Hi everyone. I have a question regarding the general operation of the transmission gate. If I have an input of, say 10 uA, will there be 10uA at the output when the Tgate is on?

I don't understand how the Tgate works in the device point of view. How is it biased? It is not biased like a normal nMOS (source grouded, Vd bias) or pMOS. How can it pass the input current to the output when Id depends on factors like doping, W/L, and most importantly drain voltage biasing. Could someone please clarify this for me??? I am very confused. Thank you.

 

If I have an input of, say 10 uA, will there be 10uA at the output when the Tgate is on?

Yes, less leakage current. Normally, this leakage will be in the order of nano amps.

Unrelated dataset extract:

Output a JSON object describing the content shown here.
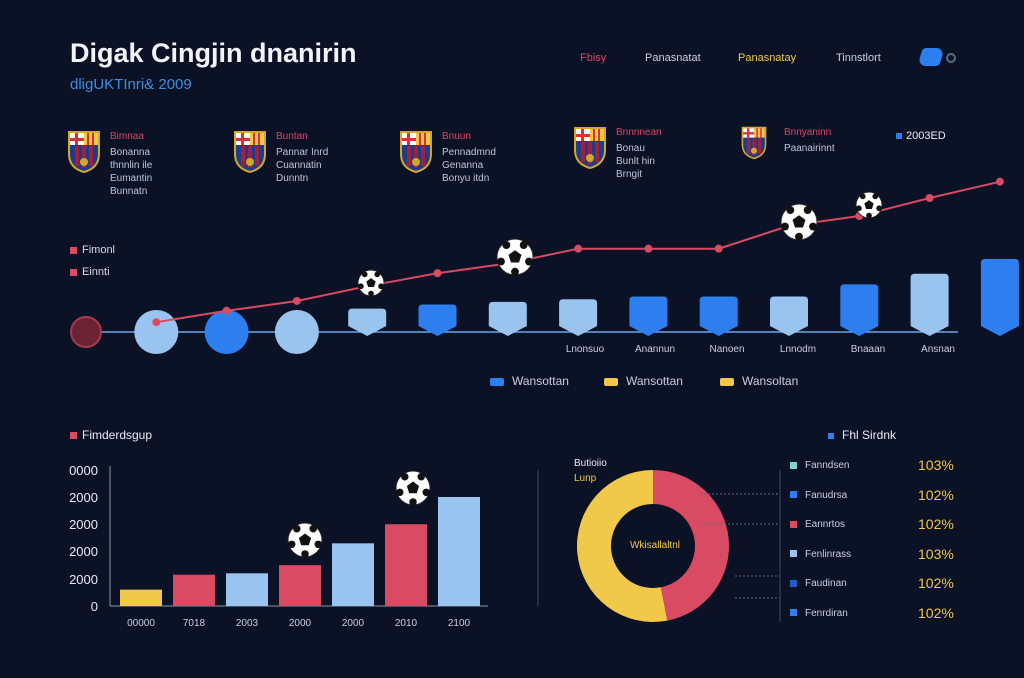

A transmission gate usually has two MOS transistors in parallel one N-channel and the other P-channel. Because they have insulated gates there is no gate current introduced into the channel. To switch the gate ON, the gate of the N-channel is biased to the +ve supply and the gate of the P-channel is biased to the -ve supply. The on resistance of the transmission gate will depend on the voltage level of the channel between the supply rails.

When the voltage of the channel is half way between the supply rails, both transistors will be well switched on and the resistance will be low. As the channel voltage approaches a supply rail, one of the transistors will no longer be biased on but the other will still be.

See the data sheet of the device for a graph of resistance v channel voltage.

 

Thanks JDT. Yes, I understand the structure of the Tgate and how it has a low resistance when there is a gate voltage applied (all MOSFETs do), but I still don't understand it from a device point of view. How is the drain current of the MOSFETs the same as the input current? Drain current depends on not only Vg but also drain voltage and W/L. I don't understand the biasing. Do you understand what I am trying to say? How would an ID-VD plot look like?

 

The \(i_D = f(v_D)\) plot is easy to deduce. The transistor presents a low on resistance and high off resistance. So it's either almost vertical or almost horizontal. The FET acts like a switch, like an idealized saturated BJT.